I spent the whole month of November 2025 in Brazil. There, I had unique access to researchers and practitioners who are shaping water-related futures. They are all intelligent, smart, somewhat idealistic people, hydrologists, ecologists, educators, conservationists. Between presentations and meetings, I photographed them as I would photograph people in the street: through gesture, atmosphere, vulnerability, and presence. I asked short, direct questions. Their answers were honest, unfiltered, sometimes painful.

 

  • A scientist confessed that reading new climate papers feels “like being punched in the stomach.”

  • Another said she “hides her despair from her students.”

  • A third told me he stays in science “only because walking away would feel like betrayal.”

 These are not statements of defeat. They are reflections of responsibility. They are what the ecological crisis looks like from within.

This project exposes the blindness of an establishment that lets the world decay for the benefit of a tiny, affluent elite. And this is precisely the kind of structural failure the SDGs were meant to confront.

 This is not a documentary series in the classic sense. It is a portrait project, intimate, psychological, made in collaboration with people who are carrying both scientific authority and emotional vulnerability. 
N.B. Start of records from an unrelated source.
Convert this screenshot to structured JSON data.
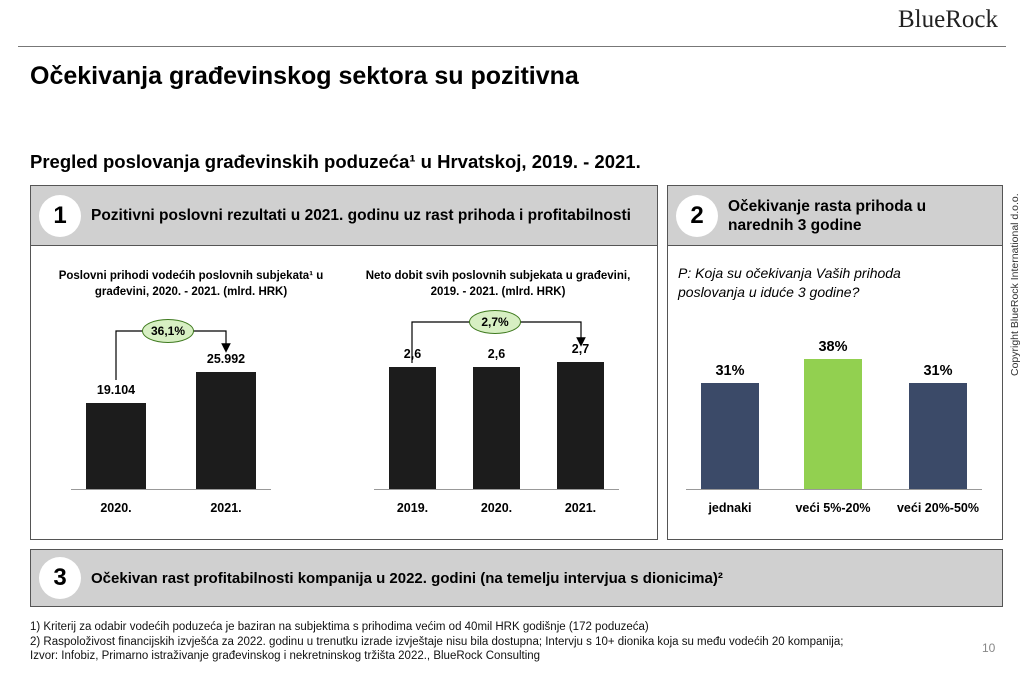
{
  "logo": "BlueRock",
  "title": "Očekivanja građevinskog sektora su pozitivna",
  "subtitle": "Pregled poslovanja građevinskih poduzeća¹ u Hrvatskoj, 2019. - 2021.",
  "copyright": "Copyright BlueRock International d.o.o.",
  "page_number": "10",
  "panel1": {
    "number": "1",
    "title": "Pozitivni poslovni rezultati u 2021. godinu uz rast prihoda i profitabilnosti"
  },
  "panel2": {
    "number": "2",
    "title": "Očekivanje rasta prihoda u narednih 3 godine",
    "question": "P: Koja su očekivanja Vaših prihoda poslovanja u iduće 3 godine?"
  },
  "panel3": {
    "number": "3",
    "title": "Očekivan rast profitabilnosti kompanija u 2022. godini (na temelju intervjua s dionicima)²"
  },
  "footnotes": [
    "1) Kriterij za odabir vodećih poduzeća je baziran na subjektima s prihodima većim od 40mil HRK godišnje (172 poduzeća)",
    "2) Raspoloživost financijskih izvješća za 2022. godinu u trenutku izrade izvještaje nisu bila dostupna; Intervju s 10+ dionika koja su među vodećih 20 kompanija;",
    "Izvor: Infobiz, Primarno istraživanje građevinskog i nekretninskog tržišta 2022., BlueRock Consulting"
  ],
  "colors": {
    "dark_bar": "#1c1c1c",
    "blue_bar": "#3b4a68",
    "green_bar": "#92d050",
    "header_gray": "#d0d0d0"
  },
  "chart_data": [
    {
      "type": "bar",
      "title": "Poslovni prihodi vodećih poslovnih subjekata¹ u građevini, 2020. - 2021. (mlrd. HRK)",
      "categories": [
        "2020.",
        "2021."
      ],
      "values": [
        19.104,
        25.992
      ],
      "value_labels": [
        "19.104",
        "25.992"
      ],
      "growth_label": "36,1%",
      "ylim": [
        0,
        30
      ]
    },
    {
      "type": "bar",
      "title": "Neto dobit svih poslovnih subjekata u građevini, 2019. - 2021. (mlrd. HRK)",
      "categories": [
        "2019.",
        "2020.",
        "2021."
      ],
      "values": [
        2.6,
        2.6,
        2.7
      ],
      "value_labels": [
        "2,6",
        "2,6",
        "2,7"
      ],
      "growth_label": "2,7%",
      "ylim": [
        0,
        3.2
      ]
    },
    {
      "type": "bar",
      "title": "",
      "categories": [
        "jednaki",
        "veći 5%-20%",
        "veći 20%-50%"
      ],
      "values": [
        31,
        38,
        31
      ],
      "value_labels": [
        "31%",
        "38%",
        "31%"
      ],
      "ylim": [
        0,
        60
      ]
    }
  ]
}
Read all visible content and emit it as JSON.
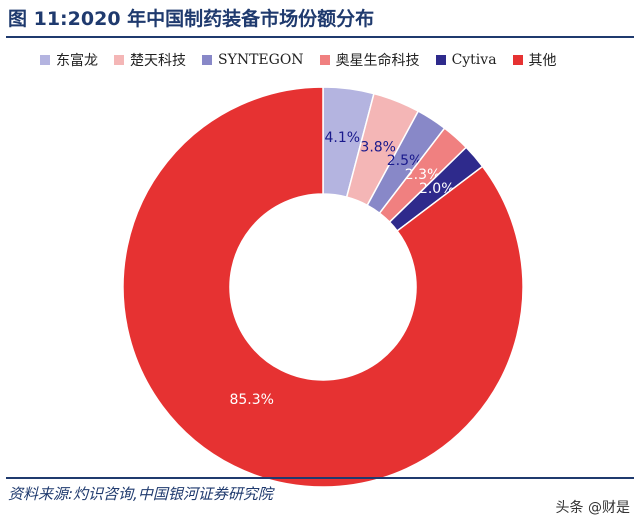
{
  "chart_data": {
    "type": "pie",
    "title": "图 11:2020 年中国制药装备市场份额分布",
    "donut": true,
    "labels": [
      "东富龙",
      "楚天科技",
      "SYNTEGON",
      "奥星生命科技",
      "Cytiva",
      "其他"
    ],
    "values": [
      4.1,
      3.8,
      2.5,
      2.3,
      2.0,
      85.3
    ],
    "value_labels": [
      "4.1%",
      "3.8%",
      "2.5%",
      "2.3%",
      "2.0%",
      "85.3%"
    ],
    "colors": [
      "#b4b4e0",
      "#f4b6b6",
      "#8888c8",
      "#f08080",
      "#2e2a8c",
      "#e63232"
    ],
    "label_colors": [
      "#1a1a8c",
      "#1a1a8c",
      "#1a1a8c",
      "#ffffff",
      "#ffffff",
      "#ffffff"
    ],
    "legend_position": "top"
  },
  "source": "资料来源:灼识咨询,中国银河证券研究院",
  "watermark": "头条 @财是"
}
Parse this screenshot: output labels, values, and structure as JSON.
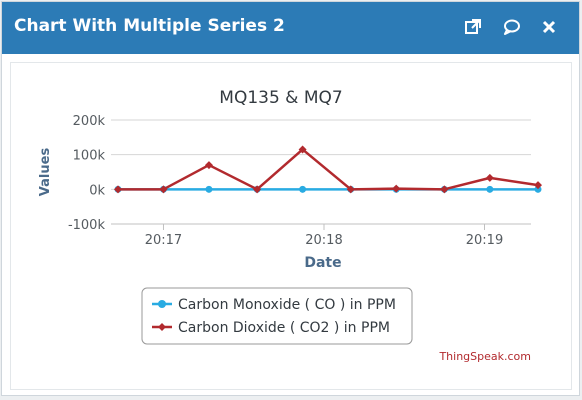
{
  "window": {
    "title": "Chart With Multiple Series 2"
  },
  "toolbar": {
    "icons": [
      "external-link-icon",
      "comment-icon",
      "close-icon"
    ]
  },
  "chart_data": {
    "type": "line",
    "title": "MQ135 & MQ7",
    "xlabel": "Date",
    "ylabel": "Values",
    "ylim": [
      -100000,
      200000
    ],
    "yticks": [
      -100000,
      0,
      100000,
      200000
    ],
    "ytick_labels": [
      "-100k",
      "0k",
      "100k",
      "200k"
    ],
    "xticks": [
      "20:17",
      "20:18",
      "20:19"
    ],
    "grid": true,
    "legend_position": "bottom-left",
    "series": [
      {
        "name": "Carbon Monoxide ( CO ) in PPM",
        "color": "#29abe2",
        "marker": "circle",
        "x": [
          "20:16:43",
          "20:17:00",
          "20:17:17",
          "20:17:35",
          "20:17:52",
          "20:18:10",
          "20:18:27",
          "20:18:45",
          "20:19:02",
          "20:19:20"
        ],
        "y": [
          0,
          0,
          0,
          0,
          0,
          0,
          0,
          0,
          0,
          0
        ]
      },
      {
        "name": "Carbon Dioxide ( CO2 ) in PPM",
        "color": "#b22a2e",
        "marker": "diamond",
        "x": [
          "20:16:43",
          "20:17:00",
          "20:17:17",
          "20:17:35",
          "20:17:52",
          "20:18:10",
          "20:18:27",
          "20:18:45",
          "20:19:02",
          "20:19:20"
        ],
        "y": [
          0,
          0,
          70000,
          0,
          115000,
          0,
          2000,
          0,
          33000,
          12000
        ]
      }
    ],
    "credit": "ThingSpeak.com"
  }
}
 I aim to show their integrity, their contradictions, their fatigue, their insistence on hope even when hope feels unreasonable.

 

The project is only at its beginning. Brazil is where it starts: the first portraits, the first fragments of interviews, the first attempt to give visual form to a crisis that is usually left outside the frame. In the coming months I will continue this work in Europe and beyond, creating a larger body of images and stories that will grow into a book and into exhibitions that invite the public to see the emotional dimension of scientific work. I am not walking this path alone. Two exceptional photographers support and challenge me: Lois Lammerhuber, who pushed me to take on this work, and Hans-Jürgen Burkard, who helps me see and photograph these scientists in the way they deserve.

 

The main idea is to show that behind every climate graph is a human being. Behind every dataset is someone who cares. And behind every scientific warning is a person who has felt, in their own body, what is at stake.

 

This project is a tribute to those people.

  • To the scientists who stay.

  • To the ones who doubt but continue.

  • To the ones who carry responsibility heavier than their institutions admit.

 Academic Solastalgia begins here, with these first portraits from Brazil, an attempt to show the quiet, resilient humanity at the frontline of the ecological crisis.